Суетился возле машины хозяин, сыпал скороговоркою:
— На ушицу начальству, самому шефу… И вообще… Как-никак праздник на носу… И гостей много бывает. Ваши приезжают. Но мы — люди нежадные. Если поделиться, пожалуйста. По-хорошему оно всегда. И вам жить надо, и нам…

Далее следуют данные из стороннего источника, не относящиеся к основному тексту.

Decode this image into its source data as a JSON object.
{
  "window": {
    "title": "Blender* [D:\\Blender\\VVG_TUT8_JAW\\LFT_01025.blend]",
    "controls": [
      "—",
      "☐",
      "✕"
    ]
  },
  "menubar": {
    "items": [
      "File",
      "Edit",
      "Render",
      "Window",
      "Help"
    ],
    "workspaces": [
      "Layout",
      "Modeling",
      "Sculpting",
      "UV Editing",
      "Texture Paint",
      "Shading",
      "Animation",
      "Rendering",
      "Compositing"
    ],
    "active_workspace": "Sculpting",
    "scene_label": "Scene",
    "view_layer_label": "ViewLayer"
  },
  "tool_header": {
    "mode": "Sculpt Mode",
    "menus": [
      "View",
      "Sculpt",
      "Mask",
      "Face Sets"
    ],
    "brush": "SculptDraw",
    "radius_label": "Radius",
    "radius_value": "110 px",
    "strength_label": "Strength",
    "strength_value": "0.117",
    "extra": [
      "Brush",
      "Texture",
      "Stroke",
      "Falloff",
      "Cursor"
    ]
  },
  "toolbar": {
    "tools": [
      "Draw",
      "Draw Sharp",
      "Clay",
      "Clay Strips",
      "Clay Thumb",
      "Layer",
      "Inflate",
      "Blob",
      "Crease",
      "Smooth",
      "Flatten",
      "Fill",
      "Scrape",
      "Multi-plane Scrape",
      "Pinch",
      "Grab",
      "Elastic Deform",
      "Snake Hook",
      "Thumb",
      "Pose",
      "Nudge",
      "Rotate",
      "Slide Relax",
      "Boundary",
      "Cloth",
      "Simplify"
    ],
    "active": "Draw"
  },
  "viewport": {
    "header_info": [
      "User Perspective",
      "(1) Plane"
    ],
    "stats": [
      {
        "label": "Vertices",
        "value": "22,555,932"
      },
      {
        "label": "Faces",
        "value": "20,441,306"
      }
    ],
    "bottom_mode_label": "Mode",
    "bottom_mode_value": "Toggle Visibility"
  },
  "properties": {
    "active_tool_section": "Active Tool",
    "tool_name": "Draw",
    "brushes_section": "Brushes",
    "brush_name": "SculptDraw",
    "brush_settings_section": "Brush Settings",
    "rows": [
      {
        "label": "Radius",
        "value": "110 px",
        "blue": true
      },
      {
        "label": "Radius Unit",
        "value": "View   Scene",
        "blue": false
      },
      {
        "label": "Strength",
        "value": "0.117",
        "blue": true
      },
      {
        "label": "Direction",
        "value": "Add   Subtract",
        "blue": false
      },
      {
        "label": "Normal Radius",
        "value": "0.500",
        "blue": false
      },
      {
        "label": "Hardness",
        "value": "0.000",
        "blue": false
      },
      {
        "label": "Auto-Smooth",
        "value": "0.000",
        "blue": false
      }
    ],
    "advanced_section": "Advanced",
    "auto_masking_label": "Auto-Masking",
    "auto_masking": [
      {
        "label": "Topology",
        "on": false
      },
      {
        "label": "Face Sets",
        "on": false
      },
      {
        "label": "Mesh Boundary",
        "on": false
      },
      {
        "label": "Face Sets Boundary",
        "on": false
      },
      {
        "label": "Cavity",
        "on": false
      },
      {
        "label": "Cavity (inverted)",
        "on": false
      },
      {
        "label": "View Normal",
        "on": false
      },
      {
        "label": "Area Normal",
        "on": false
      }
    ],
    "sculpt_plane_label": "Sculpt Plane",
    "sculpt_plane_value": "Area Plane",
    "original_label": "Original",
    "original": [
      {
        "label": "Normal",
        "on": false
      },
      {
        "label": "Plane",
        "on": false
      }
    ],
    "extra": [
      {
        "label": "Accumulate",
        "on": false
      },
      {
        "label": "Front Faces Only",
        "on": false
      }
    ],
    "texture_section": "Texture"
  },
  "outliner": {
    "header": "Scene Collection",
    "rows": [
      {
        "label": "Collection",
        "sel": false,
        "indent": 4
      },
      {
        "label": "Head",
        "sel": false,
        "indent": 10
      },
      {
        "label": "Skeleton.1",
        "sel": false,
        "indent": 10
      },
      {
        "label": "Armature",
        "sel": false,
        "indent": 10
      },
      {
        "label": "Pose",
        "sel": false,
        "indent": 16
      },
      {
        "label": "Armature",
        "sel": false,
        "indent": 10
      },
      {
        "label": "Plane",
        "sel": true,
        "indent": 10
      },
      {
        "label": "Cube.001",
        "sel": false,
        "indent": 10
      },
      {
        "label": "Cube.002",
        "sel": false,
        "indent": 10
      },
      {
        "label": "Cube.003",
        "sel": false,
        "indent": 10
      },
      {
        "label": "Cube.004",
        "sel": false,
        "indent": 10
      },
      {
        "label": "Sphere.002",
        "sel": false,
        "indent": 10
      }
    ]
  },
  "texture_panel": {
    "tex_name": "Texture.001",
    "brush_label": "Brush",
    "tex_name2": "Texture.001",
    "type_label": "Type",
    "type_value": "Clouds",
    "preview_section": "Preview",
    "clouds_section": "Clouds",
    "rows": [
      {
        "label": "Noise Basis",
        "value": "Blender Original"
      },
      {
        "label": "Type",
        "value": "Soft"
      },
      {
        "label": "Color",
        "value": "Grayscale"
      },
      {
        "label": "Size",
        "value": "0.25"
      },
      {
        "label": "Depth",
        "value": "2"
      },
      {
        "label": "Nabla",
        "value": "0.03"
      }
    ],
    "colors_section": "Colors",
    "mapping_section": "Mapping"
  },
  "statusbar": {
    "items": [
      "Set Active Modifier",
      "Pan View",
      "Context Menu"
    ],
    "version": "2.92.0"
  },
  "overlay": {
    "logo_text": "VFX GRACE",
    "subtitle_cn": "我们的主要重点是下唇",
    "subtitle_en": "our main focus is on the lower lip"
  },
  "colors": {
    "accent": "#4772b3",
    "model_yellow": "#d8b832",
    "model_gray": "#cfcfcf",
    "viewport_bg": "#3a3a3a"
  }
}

Молодой сержант посмеивался, слушая обычные речи. Приезжий из московской бригады, молча осмотрев добычу, спрыгнул на землю и спросил:
— Откуда рыба? У кого взял?
— Ребята, давайте по-хорошему. У вас свой интерес, у нас — свой. По-хорошему, по-соседски, по-дружески. А то ведь наш шеф, он с вашим…
— Ладно… — оборвал его приезжий. — Поехали. Будет еще время поговорить. Сержант — к шоферу.
Милицейская машина пошла первой. В кабине грузовика словоохотливый сержант сказал с усмешкой:
— Неплохо загрузились? Либо у Любаря?
— Ничего не знаю, — огрызнулся шофер. — Мне выписывают путевку, я еду. И никого не знаю, никаких ваших…
Сержант замолчал, подвинулся в угол кабины.
Стемнело. Ехали полевой дорогой, потом грейдером и выбрались к мосту через Дон. Там, над просторной речной водой, еще светил, догорая, тихий вечер. Берега тонули во мгле. От них тянулись глухие тени. Но, раздвигая тьму, теплился над водой призрачный свет, словно долгого дня продолжение.
Машины миновали мост и свернули к милицейскому посту, который сиял неоновым огнем, возвышаясь над землей и округой, над светлой донской водой, а главное — над асфальтовой трассой, которая и теперь, в ночи, не знала покоя, содрогаясь под колесами тяжелых «КамАЗов», «Татр». «Жигули» да «Волги» были не в счет, они проносились легко.
4
А в эту пору в десяти километрах от моста и милицейской стеклянной будки отходило ко сну становье рыболовецкой бригады Кости Любарева. Лежало оно в месте уютном: на левом низком берегу, среди займищного леса. Катера, железные лодки-баркасы, неводник и прочая снасть плавучая стояли в небольшом затоне, укрытые от донского течения, ветра да чужого глаза. Рядом с водой, на берегу, пряталась землянка — жилье человечье. Снаружи она была неказиста, утопая в земле по крышу, внутри — довольно просторна и тепла.
На обдонье, на рыбачий стан спустилась ночь. Солнце зашло за гору. Высокий задонский берег, холмы его потемнели, свежая зелень прояснилась, но быстро потухла. Смолкли птицы, ветер притих, легко плескались последние ленивые волны. На низком берегу займищный лес поугрюмел, серые сумерки потянулись из глуби его, затопляя опушки, вербовое редколесье, малую поляну с рыбачьей землянкой. На той стороне загорелся красный огонь створного знака, на воде замигал белый бакен.
Малые окошки землянки остались темными, а из дверей ее вышел на волю старый человек в нижнем теплом белье, в телогрейке да валяных чунях. Он уже спал в землянке, но теперь проснулся и вышел покурить. На стану было тихо, на катерах, в полутьме, кто-то шебаршил.
— Матвеич, ты?! — окликнул старик.
— Я, я… Кто же еще? Прибираюсь. Хозяев много, а прибрать некому.
— Это уж как всегда… — подтвердил старик.
Старику подпирало к семидесяти. Он был седым, напрочь беззубым, прозвище имел давнее и твердое — Дед. Имя его помнила лишь колхозная бухгалтерия. Крупная голова в редких седых волосах, багровые, клешнястые руки, немалый рост, обвисшие, но просторные плечи — все говорило о былой силе, которая теперь, конечно, ушла. Но и во дне нынешнем гляделся Дед вполне достойно. Рядом с ним люди более молодые нередко стушевывались. Тот же Матвеич, с нелестным прозвищем Мухомор, сойдя с катера и пристроившись возле Деда, сразу будто усох: щупловатый, узкоплечий, лицо в морщинах. Он был моложе старика, хоть и в годах, о пенсии уже рассуждал. Много моложе. Но Дед порою смотрелся пристойнее.